Our Rail Optimization Solutions help railroads move freight faster and more cost-effectively. The RailConnect Transportation Management System and Movement Planner System help railroads analyze critical information in real time to plan and optimize business outcomes, operations and asset utilization. These intelligent solutions deliver real efficiencies: Norfolk Southern, a major Movement Planner customer, estimates that every 1 mph increase in network speed saves an estimated $200 million in annual capital and operating expenses. In 2012, we expanded our Optimization Solutions portfolio by acquiring RMI, a leading supplier of transportation management systems used by railroads across North America to manage operations, improve information flow, increase productivity and reduce cost.
Last year, we set focused execution goals for GE: double-digit industrial earnings growth; margin expansion; restarting the GE Capital dividend to the parent; reducing the size of GE Capital; and balanced capital allocation. We achieved all of our goals for the year.
In 2012, our industrial segment earnings grew by 10% to $15.5 billion. Our industrial segment organic revenue growth was 8% and margins grew by 30 basis points, both metrics comparing favorably to peers. Growth was broad-based; all of our reported segments grew earnings for the first time since 2006. We finished the year with $210 billion of backlog, a record for the Company.
We grow our industrial businesses by pulling the same “levers.”
Oil & Gas is our fastest-growing business, with revenue of $15 billion and earnings growing 16%. We compete in high-growth markets. We are investing to launch new products fully utilizing our broad technical capability. For instance, we launched the first subsea compressor at Statoil, creating an industry-leading position. Our orders grew by 16% in the year, and we are winning new business around the world.

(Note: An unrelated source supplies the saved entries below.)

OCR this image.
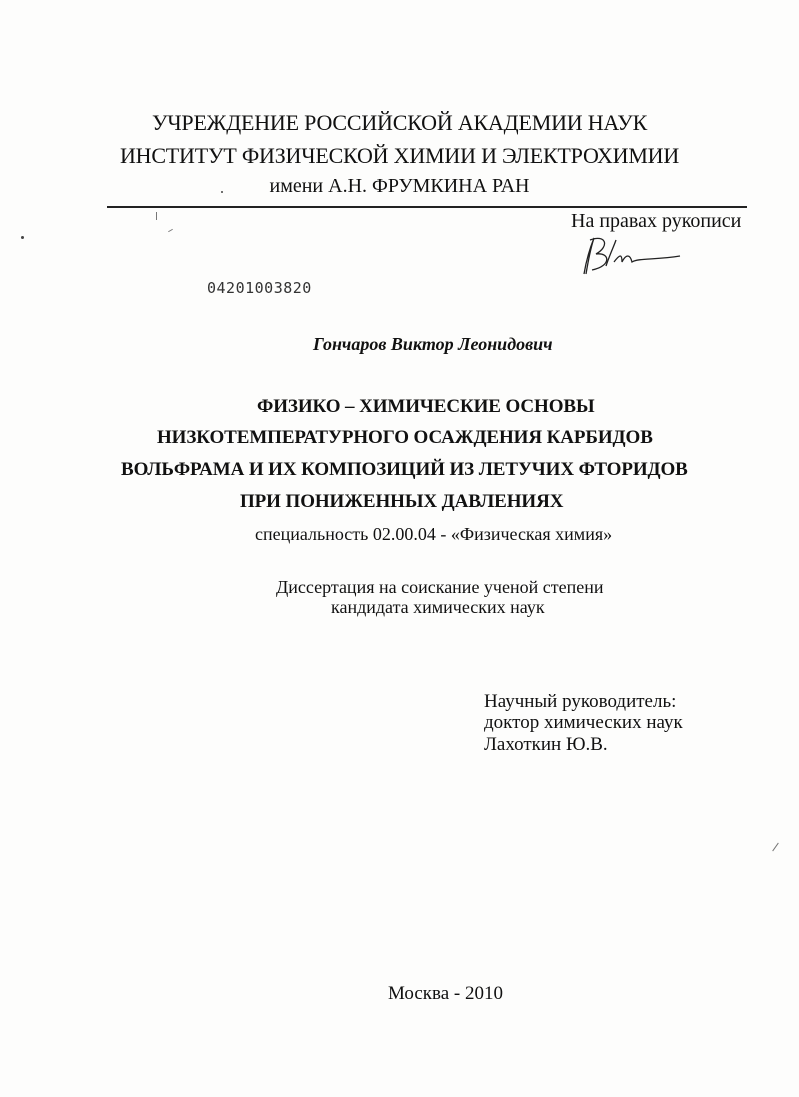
УЧРЕЖДЕНИЕ РОССИЙСКОЙ АКАДЕМИИ НАУК
ИНСТИТУТ ФИЗИЧЕСКОЙ ХИМИИ И ЭЛЕКТРОХИМИИ
имени А.Н. ФРУМКИНА РАН
На правах рукописи
04201003820
Гончаров Виктор Леонидович
ФИЗИКО – ХИМИЧЕСКИЕ ОСНОВЫ
НИЗКОТЕМПЕРАТУРНОГО ОСАЖДЕНИЯ КАРБИДОВ
ВОЛЬФРАМА И ИХ КОМПОЗИЦИЙ ИЗ ЛЕТУЧИХ ФТОРИДОВ
ПРИ ПОНИЖЕННЫХ ДАВЛЕНИЯХ
специальность 02.00.04 - «Физическая химия»
Диссертация на соискание ученой степени
кандидата химических наук
Научный руководитель:
доктор химических наук
Лахоткин Ю.В.
Москва - 2010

Our Power & Water business grew earnings by 8% in 2012, and we expect to be about flat in 2013. We are well-positioned for long-term growth in natural gas power generation, distributed power, and services. However, Wind power generation—where GE leads—is more volatile. We had a very strong year in 2012 but, due to U.S. regulatory uncertainty, this year will be difficult. Based on strong global demand with expanding service, we expect Power & Water growth to resume in 2014.
Over the next few years, we see earnings upside by improving our performance in markets like Energy Management. This business is complementary to our core infrastructure franchise, yet our share is less than 10% and our margins are lower than those of our competitors. We are seeing outstanding opportunities for growth in power conversion and digital energy.
We expect another year of strong industrial performance in 2013. Oil & Gas, Aviation, Healthcare and Transportation should hit “all-time-high earnings” in 2013. Our plan targets 10% industrial earnings growth.
GE Capital had earnings of $7.4 billion, up 12%. Our Tier 1 common ratio is 10.2%, well above the regulatory goals. GE received a $6.4 billion dividend from Capital. Our team has done a great job of reducing commercial real estate exposure, which was $46 billion at year-end, down 50% from its peak. GE Capital continues to outperform regional and money center banks in important areas like net interest margins and losses.
The “core” of GE Capital is being a leading lender to middle market customers, building on our deep experience in, and understanding of, these markets and assets. In businesses like sponsor finance, aircraft leasing and retail services, and middle market lending and leasing, GE Capital has deep domain experience and will continue to grow.